Effiziente Gastrennung dank poröser Flüssigkeiten

„Poröse Flüssigkeiten“ könnten zu Membranen verarbeitet, Propen als Ausgangsstoff für den Kunststoff Polypropylen effizient aus Gasgemischen trennen.

Das poröse Netzwerk von ZIF-67: Die Metallzentren aus Kobalt (Pyramiden) sind...
Das poröse Netzwerk von ZIF-67: Die Metallzentren aus Kobalt (Pyramiden) sind über Methylimidazolat (Stäbchen und Ringe) miteinander verbunden. © R. Ahmad

Propen, auch Propylen genannt, ist einer der wichtigsten Grundstoffe der chemischen Industrie, von dem jährlich weltweit rund 100 Mio. t verbraucht werden. Der daraus hergestellte „Massenkunststoff“ Polypropylen wird vor allem in Verpackungsmaterialien eingesetzt, aber bspw. auch in der Bau- oder Automobilbranche. Gewonnen wird Propen vor allem bei der Aufbereitung von Rohöl oder natürlichem Erdgas, wobei es durch Destillation von anderen Gasen separiert und gereinigt wird. „In der Fachliteratur geht man davon aus, dass die Gastrennung in der Petrochemie mit Hilfe von Membranen nur ein Fünftel der Energie kosten würde, die für Destillationen benötigt wird. Das bedeutet angesichts des hohen Propen-Bedarfs eine Einsparung riesiger Mengen des Treibhausgases CO2“, so Nachwuchsgruppenleiter Dr. Alexander Knebel vom Institut für Funktionelle Grenzflächen des KIT, der bis 2019 an der Leibniz Universität Hannover und in Saudi-­Arabien forschte.

So könnte es für die petrochemische Industrie erstmals wirtschaftlich interessant werden, für die Abtrennung von Propen auf Membranen zu setzen. In diesem Projekt arbeitete Knebel mit Wissenschaftlerinnen und Wissenschaftler der Leibniz Universität Hannover, der King Abdullah University of Science and Technology und des Deutschen Instituts für Kautschuktechnologie zusammen.

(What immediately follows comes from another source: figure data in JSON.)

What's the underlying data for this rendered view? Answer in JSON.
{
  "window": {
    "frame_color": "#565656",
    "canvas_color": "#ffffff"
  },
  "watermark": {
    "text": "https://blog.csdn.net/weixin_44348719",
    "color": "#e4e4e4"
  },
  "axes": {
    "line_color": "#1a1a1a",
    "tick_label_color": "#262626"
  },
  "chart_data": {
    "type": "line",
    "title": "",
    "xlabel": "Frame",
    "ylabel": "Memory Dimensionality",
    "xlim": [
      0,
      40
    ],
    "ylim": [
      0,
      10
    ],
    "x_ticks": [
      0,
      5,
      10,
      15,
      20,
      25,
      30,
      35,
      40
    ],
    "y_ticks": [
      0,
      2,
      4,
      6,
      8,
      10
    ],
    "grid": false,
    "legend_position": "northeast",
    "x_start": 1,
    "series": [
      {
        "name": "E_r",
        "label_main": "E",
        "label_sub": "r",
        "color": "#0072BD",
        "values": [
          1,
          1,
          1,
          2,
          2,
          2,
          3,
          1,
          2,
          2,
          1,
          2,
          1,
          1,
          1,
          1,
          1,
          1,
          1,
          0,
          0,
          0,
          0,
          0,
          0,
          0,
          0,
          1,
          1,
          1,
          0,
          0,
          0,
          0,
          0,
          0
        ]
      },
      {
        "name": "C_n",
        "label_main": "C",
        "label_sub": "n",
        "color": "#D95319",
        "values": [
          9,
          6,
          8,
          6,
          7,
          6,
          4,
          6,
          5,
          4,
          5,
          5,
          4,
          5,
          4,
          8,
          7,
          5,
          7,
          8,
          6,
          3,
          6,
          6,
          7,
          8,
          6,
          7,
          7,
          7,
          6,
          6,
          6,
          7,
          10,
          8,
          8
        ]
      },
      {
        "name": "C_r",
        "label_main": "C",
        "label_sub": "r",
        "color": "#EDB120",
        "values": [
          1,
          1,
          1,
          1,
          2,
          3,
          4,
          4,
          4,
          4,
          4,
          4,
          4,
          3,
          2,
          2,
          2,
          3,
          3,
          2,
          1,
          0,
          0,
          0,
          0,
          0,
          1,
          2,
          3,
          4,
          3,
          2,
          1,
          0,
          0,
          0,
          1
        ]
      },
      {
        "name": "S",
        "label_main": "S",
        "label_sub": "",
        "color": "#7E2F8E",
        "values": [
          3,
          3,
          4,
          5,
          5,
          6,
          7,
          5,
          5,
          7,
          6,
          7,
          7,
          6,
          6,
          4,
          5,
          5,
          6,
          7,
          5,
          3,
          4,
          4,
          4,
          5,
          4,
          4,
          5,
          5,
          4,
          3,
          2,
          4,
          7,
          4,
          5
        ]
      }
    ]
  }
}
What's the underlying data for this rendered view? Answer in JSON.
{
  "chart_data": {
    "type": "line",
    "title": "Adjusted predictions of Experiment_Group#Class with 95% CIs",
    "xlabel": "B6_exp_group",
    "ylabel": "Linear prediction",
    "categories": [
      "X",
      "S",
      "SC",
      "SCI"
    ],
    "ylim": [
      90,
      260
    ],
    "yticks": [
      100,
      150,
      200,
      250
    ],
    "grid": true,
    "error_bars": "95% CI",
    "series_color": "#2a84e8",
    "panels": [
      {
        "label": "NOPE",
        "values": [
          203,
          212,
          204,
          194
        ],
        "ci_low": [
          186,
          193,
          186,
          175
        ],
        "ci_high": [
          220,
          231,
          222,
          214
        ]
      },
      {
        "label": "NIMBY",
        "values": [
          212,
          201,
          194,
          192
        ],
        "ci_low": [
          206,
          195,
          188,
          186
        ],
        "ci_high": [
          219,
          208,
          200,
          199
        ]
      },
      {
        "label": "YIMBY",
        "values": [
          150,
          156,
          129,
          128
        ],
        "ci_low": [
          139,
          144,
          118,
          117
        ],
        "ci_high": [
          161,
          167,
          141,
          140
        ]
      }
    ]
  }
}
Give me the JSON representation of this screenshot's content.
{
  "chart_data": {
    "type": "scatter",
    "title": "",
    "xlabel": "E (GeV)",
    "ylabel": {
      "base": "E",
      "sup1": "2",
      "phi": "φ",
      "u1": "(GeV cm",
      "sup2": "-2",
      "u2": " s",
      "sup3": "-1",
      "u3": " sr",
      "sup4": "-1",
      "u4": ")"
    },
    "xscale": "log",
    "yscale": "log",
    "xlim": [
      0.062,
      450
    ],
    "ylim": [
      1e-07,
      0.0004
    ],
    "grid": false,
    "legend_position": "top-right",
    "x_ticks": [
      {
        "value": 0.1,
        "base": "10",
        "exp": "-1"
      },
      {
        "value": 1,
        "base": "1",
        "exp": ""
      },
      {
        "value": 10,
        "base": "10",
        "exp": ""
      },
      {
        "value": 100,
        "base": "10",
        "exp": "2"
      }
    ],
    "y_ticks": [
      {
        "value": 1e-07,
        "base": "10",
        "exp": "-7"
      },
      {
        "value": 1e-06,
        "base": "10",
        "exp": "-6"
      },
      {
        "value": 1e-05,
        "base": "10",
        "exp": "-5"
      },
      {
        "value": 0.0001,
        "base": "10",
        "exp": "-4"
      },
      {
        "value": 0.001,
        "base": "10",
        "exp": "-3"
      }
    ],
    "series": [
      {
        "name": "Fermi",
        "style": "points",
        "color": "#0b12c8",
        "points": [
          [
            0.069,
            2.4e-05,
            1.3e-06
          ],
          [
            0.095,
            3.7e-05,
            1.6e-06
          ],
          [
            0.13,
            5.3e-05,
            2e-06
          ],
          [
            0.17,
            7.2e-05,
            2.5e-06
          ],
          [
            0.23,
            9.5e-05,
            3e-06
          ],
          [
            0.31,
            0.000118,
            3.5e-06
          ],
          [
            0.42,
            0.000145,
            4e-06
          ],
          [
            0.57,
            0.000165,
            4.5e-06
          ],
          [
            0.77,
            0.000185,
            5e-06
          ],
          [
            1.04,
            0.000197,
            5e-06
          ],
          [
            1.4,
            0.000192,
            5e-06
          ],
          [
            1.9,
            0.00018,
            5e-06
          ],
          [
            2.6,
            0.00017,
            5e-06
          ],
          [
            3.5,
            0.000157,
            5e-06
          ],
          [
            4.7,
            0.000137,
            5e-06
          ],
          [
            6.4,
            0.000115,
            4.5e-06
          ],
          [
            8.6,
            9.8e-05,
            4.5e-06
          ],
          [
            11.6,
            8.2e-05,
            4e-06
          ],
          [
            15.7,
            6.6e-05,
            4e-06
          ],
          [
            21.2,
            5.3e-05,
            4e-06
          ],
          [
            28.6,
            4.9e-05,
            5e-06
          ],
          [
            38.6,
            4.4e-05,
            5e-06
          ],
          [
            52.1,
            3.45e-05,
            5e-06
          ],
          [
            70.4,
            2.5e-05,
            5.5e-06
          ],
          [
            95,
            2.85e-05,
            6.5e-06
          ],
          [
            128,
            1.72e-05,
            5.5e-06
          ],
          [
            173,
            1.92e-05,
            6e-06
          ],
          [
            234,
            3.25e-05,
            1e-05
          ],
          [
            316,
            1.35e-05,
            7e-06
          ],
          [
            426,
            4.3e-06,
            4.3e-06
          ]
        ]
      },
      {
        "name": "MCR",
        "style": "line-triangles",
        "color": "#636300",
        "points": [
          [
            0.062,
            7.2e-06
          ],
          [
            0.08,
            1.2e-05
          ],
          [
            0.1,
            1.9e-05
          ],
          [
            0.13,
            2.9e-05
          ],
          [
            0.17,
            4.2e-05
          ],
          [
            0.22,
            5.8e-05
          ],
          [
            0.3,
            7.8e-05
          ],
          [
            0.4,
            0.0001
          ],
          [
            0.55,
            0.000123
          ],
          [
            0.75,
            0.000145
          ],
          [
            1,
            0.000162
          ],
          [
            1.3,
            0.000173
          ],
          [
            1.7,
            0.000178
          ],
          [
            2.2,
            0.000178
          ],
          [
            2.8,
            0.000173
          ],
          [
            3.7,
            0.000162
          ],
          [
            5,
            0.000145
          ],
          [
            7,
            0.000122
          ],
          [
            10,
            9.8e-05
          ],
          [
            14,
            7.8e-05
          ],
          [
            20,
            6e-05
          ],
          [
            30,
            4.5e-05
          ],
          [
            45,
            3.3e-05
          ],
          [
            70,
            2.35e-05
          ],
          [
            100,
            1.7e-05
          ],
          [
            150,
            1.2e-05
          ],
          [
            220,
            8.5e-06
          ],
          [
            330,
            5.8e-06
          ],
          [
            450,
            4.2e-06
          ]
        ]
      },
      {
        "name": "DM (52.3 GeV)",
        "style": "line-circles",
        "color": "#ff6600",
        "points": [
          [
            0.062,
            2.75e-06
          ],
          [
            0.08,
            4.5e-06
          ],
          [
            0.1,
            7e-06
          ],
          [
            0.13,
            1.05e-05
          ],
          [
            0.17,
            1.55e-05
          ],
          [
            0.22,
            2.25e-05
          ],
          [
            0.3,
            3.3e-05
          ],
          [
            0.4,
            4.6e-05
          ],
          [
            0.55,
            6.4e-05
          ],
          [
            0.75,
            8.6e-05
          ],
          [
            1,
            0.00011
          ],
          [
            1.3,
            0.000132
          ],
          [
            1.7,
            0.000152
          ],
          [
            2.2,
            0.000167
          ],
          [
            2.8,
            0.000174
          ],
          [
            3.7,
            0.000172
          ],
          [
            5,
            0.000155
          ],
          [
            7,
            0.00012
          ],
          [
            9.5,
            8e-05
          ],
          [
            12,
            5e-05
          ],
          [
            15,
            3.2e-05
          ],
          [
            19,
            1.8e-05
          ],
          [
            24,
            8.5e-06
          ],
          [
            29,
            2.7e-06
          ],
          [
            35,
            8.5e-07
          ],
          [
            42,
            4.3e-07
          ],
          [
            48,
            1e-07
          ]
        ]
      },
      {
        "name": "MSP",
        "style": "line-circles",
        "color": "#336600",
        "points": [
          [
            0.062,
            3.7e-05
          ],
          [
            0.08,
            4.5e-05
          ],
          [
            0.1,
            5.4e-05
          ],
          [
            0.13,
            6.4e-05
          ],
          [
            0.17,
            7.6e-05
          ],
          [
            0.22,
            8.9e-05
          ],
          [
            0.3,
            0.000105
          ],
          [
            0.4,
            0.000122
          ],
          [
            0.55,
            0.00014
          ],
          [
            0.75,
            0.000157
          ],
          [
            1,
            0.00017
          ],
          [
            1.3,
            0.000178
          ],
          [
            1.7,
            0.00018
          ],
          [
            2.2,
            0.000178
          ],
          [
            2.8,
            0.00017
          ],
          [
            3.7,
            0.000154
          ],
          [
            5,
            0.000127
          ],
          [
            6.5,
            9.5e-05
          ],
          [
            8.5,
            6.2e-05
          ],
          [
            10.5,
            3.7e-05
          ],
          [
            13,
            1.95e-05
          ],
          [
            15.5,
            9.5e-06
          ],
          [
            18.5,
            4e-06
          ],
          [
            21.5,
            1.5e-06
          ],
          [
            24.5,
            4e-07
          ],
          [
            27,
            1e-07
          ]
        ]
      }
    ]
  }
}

Erstmals Metall-Organisches Netzwerk in Flüssigkeiten
Die Forschenden starteten bei ihrer Arbeit mit dem festen Material ZIF-67 (zeolitic imidazole framework), dessen Atome ein Metall-­Organisches Netzwerk mit 0,34 nm breiten Porenöffnungen bilden. Dabei veränderten sie Nanopartikel von ZIF-67 gezielt an der Oberfläche. „Dadurch gelang es uns, erstmals ein Metall-Organisches Netzwerk in Flüssigkeiten wie Cyclohexan, Cyclooctan oder Mesitylen fein zu verteilen, also zu dispergieren“, sagt Knebel. Die entstandene Dispersion nennen die Wissenschaftler poröse Flüssigkeit.

Für den Weg durch eine Säule, die mit der porösen Flüssigkeit gefüllt ist, braucht gasförmiges Propen deutlich länger als bspw.Methan. Denn Propen wird in den Poren der Nanopartikel gleichsam festgehalten, die kleineren Methanmoleküle hingegen nicht. „Diese Eigenschaft der Dispersion wollen wir künftig ausnutzen, um flüssige Trennmembranen zu erzeugen“, sagt Knebel.

Doch mit den porösen Flüssigkeiten lassen sich auch feste Trennmembranen mit besonders vorteilhaften Eigenschaften produzieren. So stellte das Team Membranen aus einem Kunststoff und dem chemisch modifizierten ZIF-67 her. Dabei konnte es den Anteil an modifiziertem ZIF-67 in der Membran bis auf 47,5 % erhöhen, ohne dass diese mechanisch instabil wurde. Leiteten die Wissenschaftlerinnen und Wissenschaftler eine Gasmischung aus gleichen Teilen Propen und Propan über zwei hintereinandergeschaltete Membranen, so erhielten sie Propen mit einem Reinheitsgrad von mindestens 99,9 %, obwohl sich die beiden Gasmoleküle nur um 0,2 nm in ihrer Größe unterscheiden.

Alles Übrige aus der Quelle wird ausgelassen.